The American disaster is first intellectual
Perhaps the strongest conclusion of the Montaigne Institute’s analysis is this: the lesson is not only geopolitical, it is epistemological. The United States has satellites, drones, algorithms, bombers, aircraft carriers and exceptional intelligence capabilities. But they regularly fail to understand the societies they face. They see regimes, targets and networks. They underestimate civilizations, memories and national jurisdictions.
This lack of knowledge produces ill-thought wars. It leads to confounding hostility to the regime and the availability of interference. It leads us to believe that destroyed infrastructure amounts to weakened power. It leads us to imagine that a complex country can be reconfigured by external pressure. Iran has a history, an identity, a society traversed by contradictions and a deep memory of foreign interventions. Ignoring these dimensions amounts to fighting an imaginary opponent.
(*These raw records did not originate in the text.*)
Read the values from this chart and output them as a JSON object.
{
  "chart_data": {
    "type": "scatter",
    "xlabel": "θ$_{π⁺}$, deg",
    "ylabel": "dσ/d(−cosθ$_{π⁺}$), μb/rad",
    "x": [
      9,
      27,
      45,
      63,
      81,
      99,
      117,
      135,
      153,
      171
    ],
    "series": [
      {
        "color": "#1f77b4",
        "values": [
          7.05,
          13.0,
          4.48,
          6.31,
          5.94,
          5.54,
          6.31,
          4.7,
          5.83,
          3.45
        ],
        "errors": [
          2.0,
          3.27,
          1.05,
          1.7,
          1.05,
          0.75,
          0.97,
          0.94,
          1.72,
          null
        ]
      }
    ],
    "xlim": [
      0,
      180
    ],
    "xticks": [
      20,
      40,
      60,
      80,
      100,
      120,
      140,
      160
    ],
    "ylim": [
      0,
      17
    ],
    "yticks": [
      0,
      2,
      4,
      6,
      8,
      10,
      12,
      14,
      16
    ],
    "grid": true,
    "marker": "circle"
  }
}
That is why the war seems lost for the United States, even if its military superiority remains intact. Losing here does not mean surrendering. This means not achieving its central objectives. The nuclear programme has not been dismantled. The regime was not reversed. The American deterrence has not been restored. The allies doubt. The rivals benefit. Iran is negotiating from a stronger position than expected.
The Iranian issue has become a disaster because it concentrates all the limits of contemporary American power. The strength remains immense. The ability to produce a sustainable political order weakens. The power to strike remains. The power to convince back. The war had to close the Iranian problem. It has expanded to include the Gulf, Lebanon, Israel, the US Congress, Europe, China and the very future of the international order.
Open lesson for Washington
The follow-up will depend on the American ability to draw the consequences of this failure. An agreement with Iran can still limit the damage. It can reopen control channels, reduce nuclear risks, stabilize Ormuz and offer a political exit. But it will not be enough to erase the lesson. Washington discovered that Iran cannot be treated as an isolated target. It is a state, a society, an energy node, a military actor and a symbol of sovereignty for a part of the non-Western world.
The compromise, if it happens, will not be a triumph. It will be a partial repair. He must implicitly recognize what the war has shown: Tehran cannot simply be crushed. We must deal with him, without naivety, but without illusion about the virtues of brute force. For the United States, this is a difficult lesson. For Israel, this is a warning. For the Gulf, it is an incentive to diversify its balance. For Europe, this is an invitation to get out of passivity.
The Iranian case has become a disaster because it has revealed a wider collapse: that of an international order where American power can still destroy, but can no longer always organize. The paradox is cruel. In trying to prevent Iran from becoming a must, Washington helped make it even more inescapable.